The Royal Society planned a two-day discussion meeting in October 2013 for researchers on "Alfred Russel Wallace and his legacy", with speakers including George Beccaloni, Steve Jones, Lynne Parenti, Tim Caro and Martin Rees. Cardiff University's School of Earth & Ocean Sciences had a lecture series in 2013-2014 as part of the centenary commemoration of Wallace.

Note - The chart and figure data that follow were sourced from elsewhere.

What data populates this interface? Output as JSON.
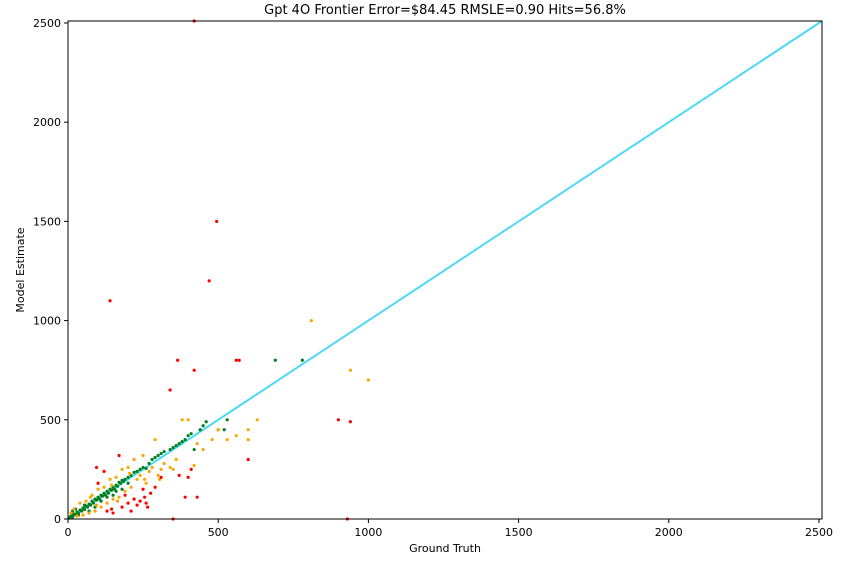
{
  "chart_data": {
    "type": "scatter",
    "title": "Gpt 4O Frontier Error=$84.45 RMSLE=0.90 Hits=56.8%",
    "xlabel": "Ground Truth",
    "ylabel": "Model Estimate",
    "xlim": [
      0,
      2510
    ],
    "ylim": [
      0,
      2510
    ],
    "xticks": [
      0,
      500,
      1000,
      1500,
      2000,
      2500
    ],
    "yticks": [
      0,
      500,
      1000,
      1500,
      2000,
      2500
    ],
    "grid": false,
    "colors": {
      "reference_line": "#4dd8f5",
      "green": "#007f1f",
      "orange": "#ffa500",
      "red": "#ff0000"
    },
    "reference_line": {
      "x": [
        0,
        2510
      ],
      "y": [
        0,
        2510
      ]
    },
    "series": [
      {
        "color_key": "green",
        "points": [
          [
            5,
            5
          ],
          [
            8,
            12
          ],
          [
            12,
            18
          ],
          [
            15,
            10
          ],
          [
            20,
            25
          ],
          [
            25,
            20
          ],
          [
            30,
            35
          ],
          [
            35,
            28
          ],
          [
            40,
            45
          ],
          [
            45,
            40
          ],
          [
            50,
            55
          ],
          [
            55,
            48
          ],
          [
            60,
            65
          ],
          [
            65,
            60
          ],
          [
            70,
            75
          ],
          [
            75,
            70
          ],
          [
            80,
            90
          ],
          [
            85,
            80
          ],
          [
            90,
            100
          ],
          [
            95,
            95
          ],
          [
            100,
            110
          ],
          [
            105,
            100
          ],
          [
            110,
            120
          ],
          [
            115,
            115
          ],
          [
            120,
            130
          ],
          [
            125,
            120
          ],
          [
            130,
            140
          ],
          [
            135,
            130
          ],
          [
            140,
            150
          ],
          [
            145,
            145
          ],
          [
            150,
            160
          ],
          [
            155,
            150
          ],
          [
            160,
            170
          ],
          [
            165,
            165
          ],
          [
            170,
            185
          ],
          [
            175,
            180
          ],
          [
            180,
            195
          ],
          [
            185,
            190
          ],
          [
            190,
            200
          ],
          [
            200,
            210
          ],
          [
            210,
            220
          ],
          [
            220,
            235
          ],
          [
            230,
            240
          ],
          [
            240,
            250
          ],
          [
            250,
            260
          ],
          [
            260,
            255
          ],
          [
            270,
            280
          ],
          [
            280,
            300
          ],
          [
            290,
            310
          ],
          [
            300,
            320
          ],
          [
            310,
            330
          ],
          [
            320,
            340
          ],
          [
            340,
            350
          ],
          [
            350,
            360
          ],
          [
            360,
            370
          ],
          [
            370,
            380
          ],
          [
            380,
            390
          ],
          [
            390,
            400
          ],
          [
            400,
            420
          ],
          [
            410,
            430
          ],
          [
            420,
            350
          ],
          [
            440,
            450
          ],
          [
            450,
            470
          ],
          [
            460,
            490
          ],
          [
            500,
            450
          ],
          [
            520,
            450
          ],
          [
            530,
            500
          ],
          [
            690,
            800
          ],
          [
            780,
            800
          ],
          [
            15,
            40
          ],
          [
            25,
            50
          ],
          [
            35,
            20
          ],
          [
            55,
            70
          ],
          [
            70,
            40
          ],
          [
            90,
            60
          ],
          [
            110,
            90
          ],
          [
            130,
            110
          ],
          [
            150,
            120
          ],
          [
            160,
            140
          ],
          [
            180,
            150
          ],
          [
            200,
            180
          ]
        ]
      },
      {
        "color_key": "orange",
        "points": [
          [
            10,
            30
          ],
          [
            20,
            50
          ],
          [
            30,
            15
          ],
          [
            40,
            80
          ],
          [
            50,
            20
          ],
          [
            60,
            90
          ],
          [
            70,
            30
          ],
          [
            80,
            120
          ],
          [
            90,
            40
          ],
          [
            100,
            150
          ],
          [
            110,
            60
          ],
          [
            120,
            160
          ],
          [
            130,
            80
          ],
          [
            140,
            200
          ],
          [
            150,
            100
          ],
          [
            160,
            210
          ],
          [
            170,
            110
          ],
          [
            180,
            250
          ],
          [
            190,
            140
          ],
          [
            200,
            260
          ],
          [
            210,
            160
          ],
          [
            220,
            300
          ],
          [
            230,
            200
          ],
          [
            240,
            220
          ],
          [
            250,
            320
          ],
          [
            260,
            180
          ],
          [
            270,
            240
          ],
          [
            280,
            260
          ],
          [
            290,
            400
          ],
          [
            300,
            220
          ],
          [
            310,
            250
          ],
          [
            320,
            280
          ],
          [
            340,
            260
          ],
          [
            350,
            250
          ],
          [
            360,
            300
          ],
          [
            380,
            500
          ],
          [
            400,
            500
          ],
          [
            420,
            270
          ],
          [
            430,
            380
          ],
          [
            450,
            350
          ],
          [
            480,
            400
          ],
          [
            500,
            450
          ],
          [
            530,
            400
          ],
          [
            560,
            420
          ],
          [
            600,
            450
          ],
          [
            600,
            400
          ],
          [
            630,
            500
          ],
          [
            810,
            1000
          ],
          [
            940,
            750
          ],
          [
            1000,
            700
          ],
          [
            75,
            110
          ],
          [
            95,
            70
          ],
          [
            145,
            170
          ],
          [
            165,
            90
          ],
          [
            205,
            230
          ],
          [
            255,
            200
          ],
          [
            305,
            200
          ]
        ]
      },
      {
        "color_key": "red",
        "points": [
          [
            95,
            260
          ],
          [
            100,
            180
          ],
          [
            120,
            240
          ],
          [
            140,
            1100
          ],
          [
            145,
            50
          ],
          [
            150,
            30
          ],
          [
            170,
            320
          ],
          [
            180,
            60
          ],
          [
            190,
            120
          ],
          [
            200,
            80
          ],
          [
            210,
            40
          ],
          [
            220,
            100
          ],
          [
            230,
            70
          ],
          [
            240,
            90
          ],
          [
            250,
            150
          ],
          [
            255,
            110
          ],
          [
            260,
            80
          ],
          [
            290,
            160
          ],
          [
            310,
            210
          ],
          [
            340,
            650
          ],
          [
            350,
            0
          ],
          [
            365,
            800
          ],
          [
            370,
            220
          ],
          [
            390,
            110
          ],
          [
            400,
            210
          ],
          [
            410,
            250
          ],
          [
            420,
            750
          ],
          [
            430,
            110
          ],
          [
            470,
            1200
          ],
          [
            495,
            1500
          ],
          [
            560,
            800
          ],
          [
            570,
            800
          ],
          [
            600,
            300
          ],
          [
            900,
            500
          ],
          [
            930,
            0
          ],
          [
            940,
            490
          ],
          [
            420,
            2510
          ],
          [
            265,
            60
          ],
          [
            275,
            130
          ],
          [
            130,
            40
          ]
        ]
      }
    ]
  }
}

Hertford Museum held several events including an evening of illustrated talks on 15 January 2014 at Hertford Theatre. Errol Fuller discussed Wallace and the curious 19th-century social phenomenon that guided his life; Sandra Knapp talked about Wallace's life and explorations in the Amazon.

The Linnean Society held a two-day celebration of Wallace's centenary in Bournemouth on 7 and 8 June 2013, together with the Society for the History of Natural History, Bournemouth University and Bournemouth Natural Science Society. The event included talks about Wallace, his thoughts on natural selection, his evolutionary insights, and his notebooks and letters. A theatrical performance, You Should Ask Wallace, was put on by Theatre na n'Og. On the second day the group visited Wallace's grave and went on a nature walk in Wallace's memory.

The Royal Botanic Gardens, Kew ran a display of Wallace memorabilia including letters, photographs, artefacts made from plants, and herbarium specimens in 2013. Kew magazine likewise published an article "The Wallace Connection" to mark the centenary.

The American Museum of Natural History, New York City, planned a talk by naturalist and broadcaster David Attenborough for 12 November 2013, entitled 'Alfred Russel Wallace and the Birds of Paradise'. Birute Galdikas, one of Louis Leakey's 'ape women', spoke about her orangutans at the museum's Wallace conference.

In 2013 the BBC broadcast a two-part television series, Bill Bailey's Jungle Hero: Alfred Russel Wallace, in which the musician and comedian Bill Bailey travelled in the footsteps of Wallace in Indonesia to show what the naturalist achieved.